Photo: Erik Christensen/CC

Eoin Williams, Camden and Haringey Socialist Party

Almost since its inception, dental care provided by the NHS has been under threat. Only one year after the creation of the NHS in 1948, the then Labour government introduced fees for dental prescriptions. Later in 1951,charges for dentures were introduced. This trend of slowly privatising NHS dental care has continued until today where, under a new Labour government, British dentistry is at its closest to breaking point in history.

Caps on NHS charges are insufficient to cover costs of contemporary dental care, with NHS dentists losing, on average, £42.60 every time they fix dentures. Such shortfalls force dentists to subsidise NHS work with funds from private treatments, up to £332 million a year. “This service is running on empty, kept afloat by private work and goodwill, which is now in very short supply” said Shiv Pabary, chair of the British Dental Association’s general dental practice committee.

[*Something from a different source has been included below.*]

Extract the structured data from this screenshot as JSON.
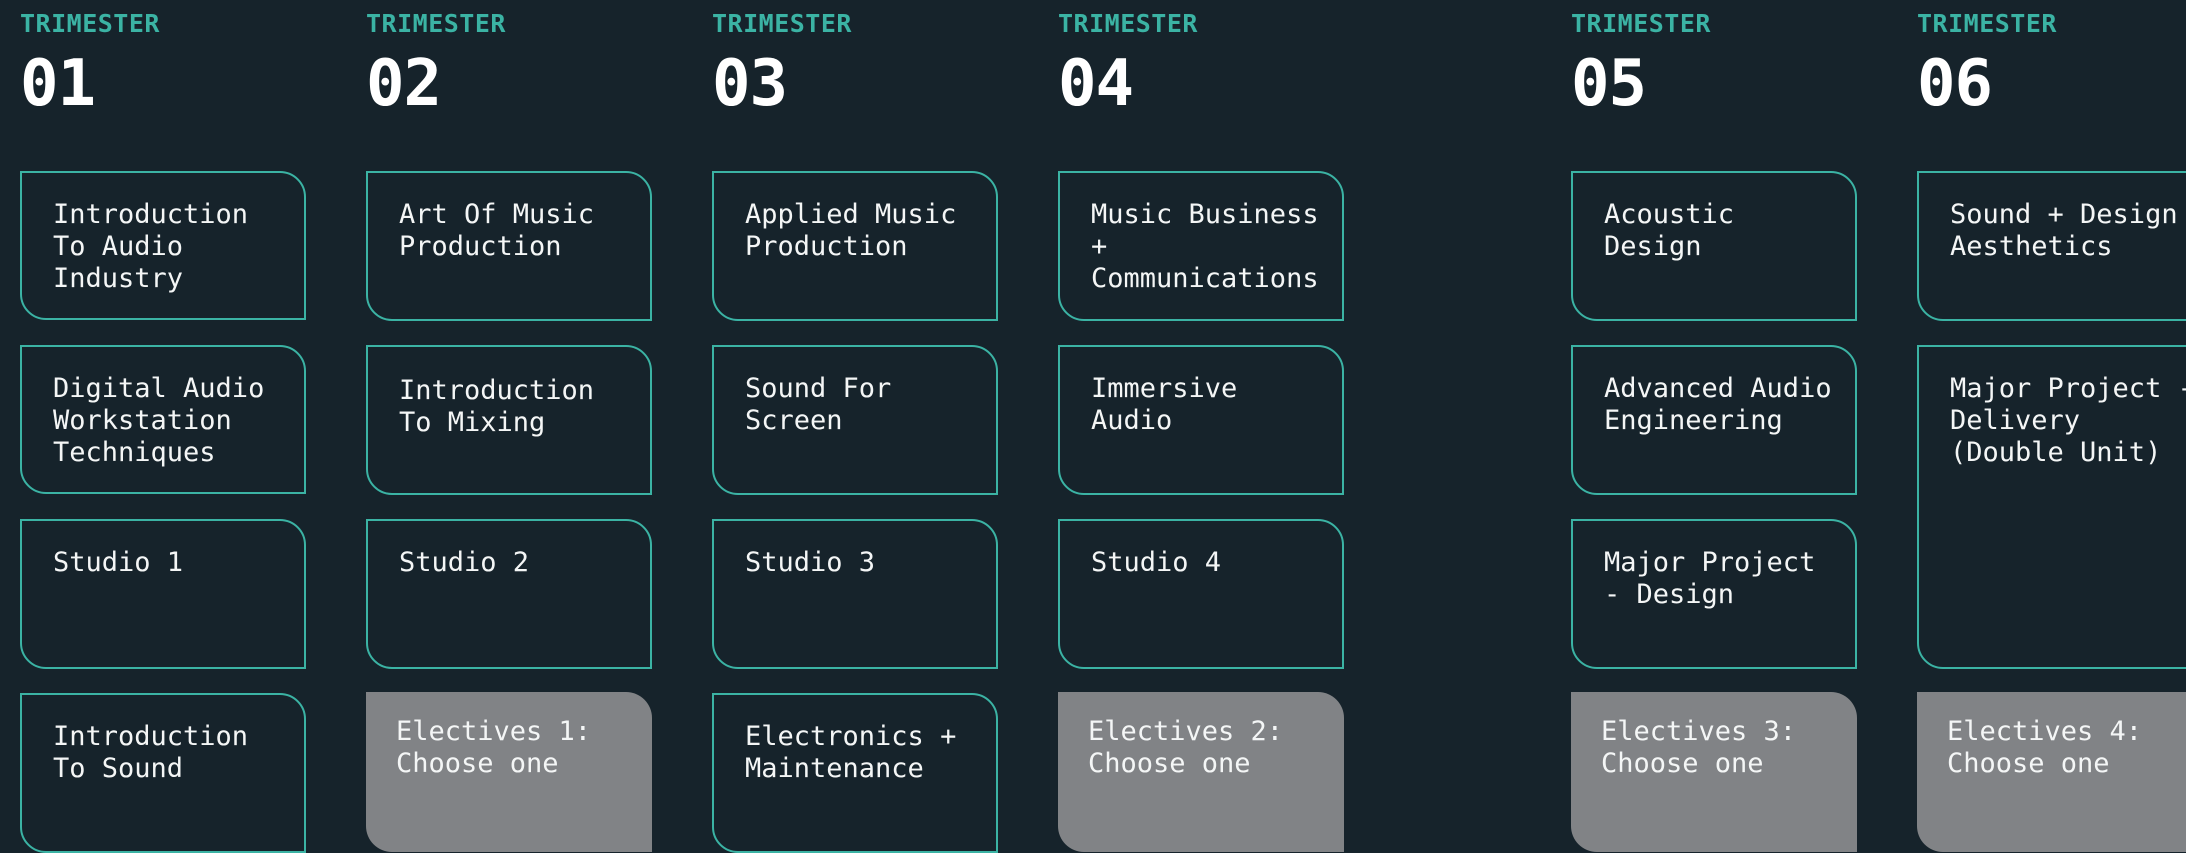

Many dentists, frustrated at insufficient funding, are going private. Consequently, there is a substantial shortage of NHS dentists, producing what have been dubbed ‘dental deserts’. These are large areas without an NHS dentist and illustrate the increasing difficulty in accessing affordable dental care.

To solve the dental health crisis we need to fully nationalise the NHS and all its services. This includes providing all NHS dentists with the full funding required to treat NHS patients and for dental procedures to be free at the point of use.

Labour health secretary Wes Streeting has pledged 700,000 extra NHS appointments per year, with more involvement from private health vultures. While wedded to the markets’ ‘fiscal responsibility’ and leaving the wealth of the bosses untouched, the prescription from the new Labour government won’t fill the cavities of the dental system. A new mass workers’ party, armed with a socialist programme, would kick out private profit from our health system and bring dentistry under a democratically planned and fully resourced health service.